Michael Robinson, SVP at Levick Strategic Communications, agrees.
"There isn't such a thing as reality when dealing with the global economy," Robinson says. "There's no vault under Madison Avenue. [Even if it was] adequately capitalized, that didn't matter once the momentum began, the downward perception spiral, [the rumors] became reality. It's a classic run on the bank, via the Internet."
A former SEC public affairs and policy chief, Robinson oversaw the office during the cases of Enron, Anderson, Worldcom, and Sarbanes-Oxley.
"Outside of a crisis, you have the opportunity to help people understand complicated issues," he says. "Once in the middle of the crisis, there is no time or ability to learn, [you] simply report and regurgitate."
Neither Bear nor JPMorgan could be reached for comment.
Less than a week after Bear was sold, Christopher Cox, SEC chairman, sent a letter to Dr. Nout Wellink, chairman of the Committee on Banking Supervision in Switzerland.
The increasing whispers of liquidity problems that were eventually addressed on March 10 "eroded investor confidence in the firm," according to Cox.
Bear Stearns had the necessary collateral to acquire loans, while "counterparties became less willing to enter into collateralized funding arrangements, [resulting in] a crisis of confidence late in the week," with shares bottoming out at a fraction of their previous price, Cox wrote.
Robinson believes Bear's outcome might have been different had it preempted rumors by trying to educate the general about the nature of its business.

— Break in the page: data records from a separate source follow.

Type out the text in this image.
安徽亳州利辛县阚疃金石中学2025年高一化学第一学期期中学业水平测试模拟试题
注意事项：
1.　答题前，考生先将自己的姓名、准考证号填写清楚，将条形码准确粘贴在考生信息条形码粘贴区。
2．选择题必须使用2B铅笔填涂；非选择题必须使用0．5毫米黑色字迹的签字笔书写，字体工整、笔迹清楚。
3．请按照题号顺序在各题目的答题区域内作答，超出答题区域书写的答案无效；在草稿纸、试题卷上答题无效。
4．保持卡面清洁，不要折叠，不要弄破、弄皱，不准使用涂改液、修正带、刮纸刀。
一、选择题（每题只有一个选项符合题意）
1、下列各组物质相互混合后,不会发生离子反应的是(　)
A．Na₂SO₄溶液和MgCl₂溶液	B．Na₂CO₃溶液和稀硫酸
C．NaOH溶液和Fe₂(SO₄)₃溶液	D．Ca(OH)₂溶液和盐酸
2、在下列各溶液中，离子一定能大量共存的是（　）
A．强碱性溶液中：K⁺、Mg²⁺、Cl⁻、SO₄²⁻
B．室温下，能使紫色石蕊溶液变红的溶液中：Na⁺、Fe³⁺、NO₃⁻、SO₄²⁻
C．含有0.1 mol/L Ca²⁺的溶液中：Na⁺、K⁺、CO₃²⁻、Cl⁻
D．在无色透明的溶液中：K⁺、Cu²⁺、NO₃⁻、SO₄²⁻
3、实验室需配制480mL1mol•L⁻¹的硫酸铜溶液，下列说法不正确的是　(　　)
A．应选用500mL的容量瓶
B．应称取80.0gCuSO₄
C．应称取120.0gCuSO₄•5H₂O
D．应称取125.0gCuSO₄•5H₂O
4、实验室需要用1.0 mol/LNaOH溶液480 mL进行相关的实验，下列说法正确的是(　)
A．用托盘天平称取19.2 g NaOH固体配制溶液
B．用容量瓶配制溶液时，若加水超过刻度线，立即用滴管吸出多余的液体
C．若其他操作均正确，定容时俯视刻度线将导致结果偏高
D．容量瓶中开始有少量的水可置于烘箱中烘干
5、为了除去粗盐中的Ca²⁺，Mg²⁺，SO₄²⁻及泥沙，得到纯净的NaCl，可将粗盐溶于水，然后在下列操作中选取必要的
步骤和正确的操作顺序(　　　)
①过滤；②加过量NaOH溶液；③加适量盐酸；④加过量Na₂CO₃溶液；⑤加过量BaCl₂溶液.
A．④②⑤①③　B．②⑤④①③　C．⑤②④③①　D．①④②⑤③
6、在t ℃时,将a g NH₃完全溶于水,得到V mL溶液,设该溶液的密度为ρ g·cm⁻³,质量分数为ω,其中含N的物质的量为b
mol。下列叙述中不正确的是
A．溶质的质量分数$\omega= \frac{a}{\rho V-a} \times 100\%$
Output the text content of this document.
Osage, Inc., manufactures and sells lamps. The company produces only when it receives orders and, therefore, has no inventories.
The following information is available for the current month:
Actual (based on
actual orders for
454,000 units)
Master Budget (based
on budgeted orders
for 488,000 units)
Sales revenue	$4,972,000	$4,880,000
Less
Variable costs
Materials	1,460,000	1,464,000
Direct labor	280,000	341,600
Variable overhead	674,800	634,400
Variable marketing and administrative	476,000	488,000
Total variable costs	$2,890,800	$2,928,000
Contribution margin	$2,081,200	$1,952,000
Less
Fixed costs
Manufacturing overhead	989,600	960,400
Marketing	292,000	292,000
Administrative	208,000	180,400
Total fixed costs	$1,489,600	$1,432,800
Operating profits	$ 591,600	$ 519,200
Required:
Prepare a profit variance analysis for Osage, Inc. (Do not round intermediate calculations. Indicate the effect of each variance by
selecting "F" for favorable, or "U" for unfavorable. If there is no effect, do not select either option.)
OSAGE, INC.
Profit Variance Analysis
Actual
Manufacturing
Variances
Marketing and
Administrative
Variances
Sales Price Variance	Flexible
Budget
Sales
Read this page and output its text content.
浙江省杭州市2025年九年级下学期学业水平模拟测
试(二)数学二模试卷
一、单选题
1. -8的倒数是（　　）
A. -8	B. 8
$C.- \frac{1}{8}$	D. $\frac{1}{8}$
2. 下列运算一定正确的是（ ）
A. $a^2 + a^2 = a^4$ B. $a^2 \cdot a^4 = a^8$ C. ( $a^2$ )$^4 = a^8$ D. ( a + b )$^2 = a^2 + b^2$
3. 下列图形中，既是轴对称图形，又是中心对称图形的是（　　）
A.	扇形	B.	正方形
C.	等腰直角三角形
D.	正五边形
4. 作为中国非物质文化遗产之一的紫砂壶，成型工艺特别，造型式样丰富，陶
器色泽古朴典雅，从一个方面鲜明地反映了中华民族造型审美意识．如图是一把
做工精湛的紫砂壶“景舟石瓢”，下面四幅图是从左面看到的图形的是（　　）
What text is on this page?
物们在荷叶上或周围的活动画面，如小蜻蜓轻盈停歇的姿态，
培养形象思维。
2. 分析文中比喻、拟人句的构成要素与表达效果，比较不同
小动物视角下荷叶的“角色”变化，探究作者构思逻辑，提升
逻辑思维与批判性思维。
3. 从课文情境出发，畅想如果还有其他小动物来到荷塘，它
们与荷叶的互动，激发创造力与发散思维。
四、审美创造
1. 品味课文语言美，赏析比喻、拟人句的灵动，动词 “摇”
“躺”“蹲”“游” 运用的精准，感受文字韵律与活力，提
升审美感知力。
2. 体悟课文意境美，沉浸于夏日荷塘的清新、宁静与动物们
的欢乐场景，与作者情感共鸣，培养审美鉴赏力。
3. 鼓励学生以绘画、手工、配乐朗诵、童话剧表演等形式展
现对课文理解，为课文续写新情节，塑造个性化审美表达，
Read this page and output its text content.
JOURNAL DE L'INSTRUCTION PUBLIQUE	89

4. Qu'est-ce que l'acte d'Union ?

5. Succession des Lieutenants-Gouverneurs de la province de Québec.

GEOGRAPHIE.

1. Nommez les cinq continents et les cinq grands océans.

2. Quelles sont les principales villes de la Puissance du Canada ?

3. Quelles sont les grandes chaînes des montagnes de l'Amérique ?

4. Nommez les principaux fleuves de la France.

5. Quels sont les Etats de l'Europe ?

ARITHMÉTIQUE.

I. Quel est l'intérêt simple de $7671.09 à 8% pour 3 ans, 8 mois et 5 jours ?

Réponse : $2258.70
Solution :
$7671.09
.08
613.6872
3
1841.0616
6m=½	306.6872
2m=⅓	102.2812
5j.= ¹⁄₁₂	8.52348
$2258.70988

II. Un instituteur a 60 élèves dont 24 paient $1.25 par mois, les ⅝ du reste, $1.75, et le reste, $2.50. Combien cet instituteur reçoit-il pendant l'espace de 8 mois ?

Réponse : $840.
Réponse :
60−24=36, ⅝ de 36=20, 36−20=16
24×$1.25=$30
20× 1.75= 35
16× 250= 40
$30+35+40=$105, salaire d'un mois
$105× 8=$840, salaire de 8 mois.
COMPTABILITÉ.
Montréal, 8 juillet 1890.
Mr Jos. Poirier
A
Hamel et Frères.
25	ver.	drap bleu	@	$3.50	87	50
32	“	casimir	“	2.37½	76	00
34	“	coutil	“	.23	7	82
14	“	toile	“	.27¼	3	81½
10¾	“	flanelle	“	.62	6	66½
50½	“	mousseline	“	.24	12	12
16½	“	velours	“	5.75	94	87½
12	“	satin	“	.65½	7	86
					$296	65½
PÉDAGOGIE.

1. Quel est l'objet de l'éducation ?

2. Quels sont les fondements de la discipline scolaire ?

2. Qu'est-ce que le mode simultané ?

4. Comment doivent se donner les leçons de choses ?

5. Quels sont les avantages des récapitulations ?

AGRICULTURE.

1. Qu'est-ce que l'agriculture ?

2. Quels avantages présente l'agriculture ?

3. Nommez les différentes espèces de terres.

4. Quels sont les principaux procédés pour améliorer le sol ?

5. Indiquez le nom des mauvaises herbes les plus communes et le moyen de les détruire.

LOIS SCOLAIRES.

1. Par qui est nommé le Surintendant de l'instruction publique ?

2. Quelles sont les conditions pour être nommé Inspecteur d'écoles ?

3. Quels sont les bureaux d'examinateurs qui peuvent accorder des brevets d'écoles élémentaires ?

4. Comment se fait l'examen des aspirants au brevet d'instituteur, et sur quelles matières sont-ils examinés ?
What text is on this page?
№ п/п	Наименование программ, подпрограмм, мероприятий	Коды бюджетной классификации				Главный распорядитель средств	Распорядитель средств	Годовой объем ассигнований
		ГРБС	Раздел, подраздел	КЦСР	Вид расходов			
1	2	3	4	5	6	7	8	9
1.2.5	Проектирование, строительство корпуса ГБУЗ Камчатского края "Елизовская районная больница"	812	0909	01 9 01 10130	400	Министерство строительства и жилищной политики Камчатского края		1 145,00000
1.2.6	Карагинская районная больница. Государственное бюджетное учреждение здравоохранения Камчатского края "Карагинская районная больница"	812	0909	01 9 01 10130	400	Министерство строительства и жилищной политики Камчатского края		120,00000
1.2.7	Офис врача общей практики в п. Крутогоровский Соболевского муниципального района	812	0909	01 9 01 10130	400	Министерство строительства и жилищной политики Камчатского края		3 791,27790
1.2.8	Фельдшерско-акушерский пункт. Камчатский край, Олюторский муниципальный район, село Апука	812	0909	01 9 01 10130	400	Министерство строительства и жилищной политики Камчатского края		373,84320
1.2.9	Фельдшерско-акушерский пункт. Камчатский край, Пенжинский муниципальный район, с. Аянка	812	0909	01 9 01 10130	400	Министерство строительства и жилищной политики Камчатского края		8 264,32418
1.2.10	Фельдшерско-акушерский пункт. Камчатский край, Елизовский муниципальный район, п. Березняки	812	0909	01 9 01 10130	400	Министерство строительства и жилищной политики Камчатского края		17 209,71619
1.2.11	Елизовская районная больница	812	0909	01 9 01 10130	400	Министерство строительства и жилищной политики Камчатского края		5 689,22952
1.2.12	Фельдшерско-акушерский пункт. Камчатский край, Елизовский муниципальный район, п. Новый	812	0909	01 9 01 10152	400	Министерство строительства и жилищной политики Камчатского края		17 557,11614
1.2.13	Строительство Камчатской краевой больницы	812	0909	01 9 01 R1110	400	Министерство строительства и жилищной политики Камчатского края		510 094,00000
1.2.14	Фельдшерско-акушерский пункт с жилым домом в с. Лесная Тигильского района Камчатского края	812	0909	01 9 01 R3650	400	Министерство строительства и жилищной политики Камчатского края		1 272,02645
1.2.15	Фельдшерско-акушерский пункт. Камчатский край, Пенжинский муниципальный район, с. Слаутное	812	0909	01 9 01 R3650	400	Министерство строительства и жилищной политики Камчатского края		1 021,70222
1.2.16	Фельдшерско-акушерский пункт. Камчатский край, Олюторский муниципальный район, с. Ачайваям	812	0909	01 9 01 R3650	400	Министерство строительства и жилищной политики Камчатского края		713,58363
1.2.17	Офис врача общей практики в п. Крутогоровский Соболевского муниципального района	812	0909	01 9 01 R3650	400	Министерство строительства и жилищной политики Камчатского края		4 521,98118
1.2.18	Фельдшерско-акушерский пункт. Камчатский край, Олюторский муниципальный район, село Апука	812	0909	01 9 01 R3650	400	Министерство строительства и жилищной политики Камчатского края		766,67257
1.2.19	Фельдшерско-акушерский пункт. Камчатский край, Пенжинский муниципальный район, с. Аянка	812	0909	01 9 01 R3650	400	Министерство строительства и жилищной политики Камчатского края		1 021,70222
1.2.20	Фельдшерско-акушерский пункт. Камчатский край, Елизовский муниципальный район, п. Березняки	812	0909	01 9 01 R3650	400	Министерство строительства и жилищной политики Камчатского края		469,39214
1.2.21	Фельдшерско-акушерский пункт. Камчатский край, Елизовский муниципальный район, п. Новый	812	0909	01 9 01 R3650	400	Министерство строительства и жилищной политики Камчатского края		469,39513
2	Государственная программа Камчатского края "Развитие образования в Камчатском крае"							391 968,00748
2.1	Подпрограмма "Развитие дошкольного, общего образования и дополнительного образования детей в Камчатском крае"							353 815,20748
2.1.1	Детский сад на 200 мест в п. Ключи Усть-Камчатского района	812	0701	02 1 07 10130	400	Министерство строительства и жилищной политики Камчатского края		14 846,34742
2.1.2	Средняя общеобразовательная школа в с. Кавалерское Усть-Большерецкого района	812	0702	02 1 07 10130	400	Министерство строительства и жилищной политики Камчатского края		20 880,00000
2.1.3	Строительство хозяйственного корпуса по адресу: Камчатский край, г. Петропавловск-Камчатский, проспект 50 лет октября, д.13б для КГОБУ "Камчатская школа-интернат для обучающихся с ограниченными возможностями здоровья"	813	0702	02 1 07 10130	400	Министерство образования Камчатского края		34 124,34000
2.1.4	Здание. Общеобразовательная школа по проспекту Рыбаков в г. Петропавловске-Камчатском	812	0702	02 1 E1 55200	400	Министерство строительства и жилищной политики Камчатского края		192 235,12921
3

"There should have been an attempt to help people understand that these are liquid investments that are hard to value," Robinson explains. "So, in the event that people ask you how much [they're] worth [during a crisis], they understand that you're telling them the truth and why you're telling them."
However, Dan Spelling, CEO of Spelling Communications, argues that the communications issues occurred at the end of Bear Stearns' crisis.
"Schwartz's reputation and the reputation of the company could have been mitigated if he had come out on Monday or Tuesday, in doing a joint press release with James Dimon [CEO of JP Morgan], as two captains of industry joining together to stabilize the ship," he says.
Regardless of the timeframe, an acknowledgement that trouble was arising, as well as an announcement of a different course of action for future profitability, could have ultimately forestalled Bear Stearns' loss.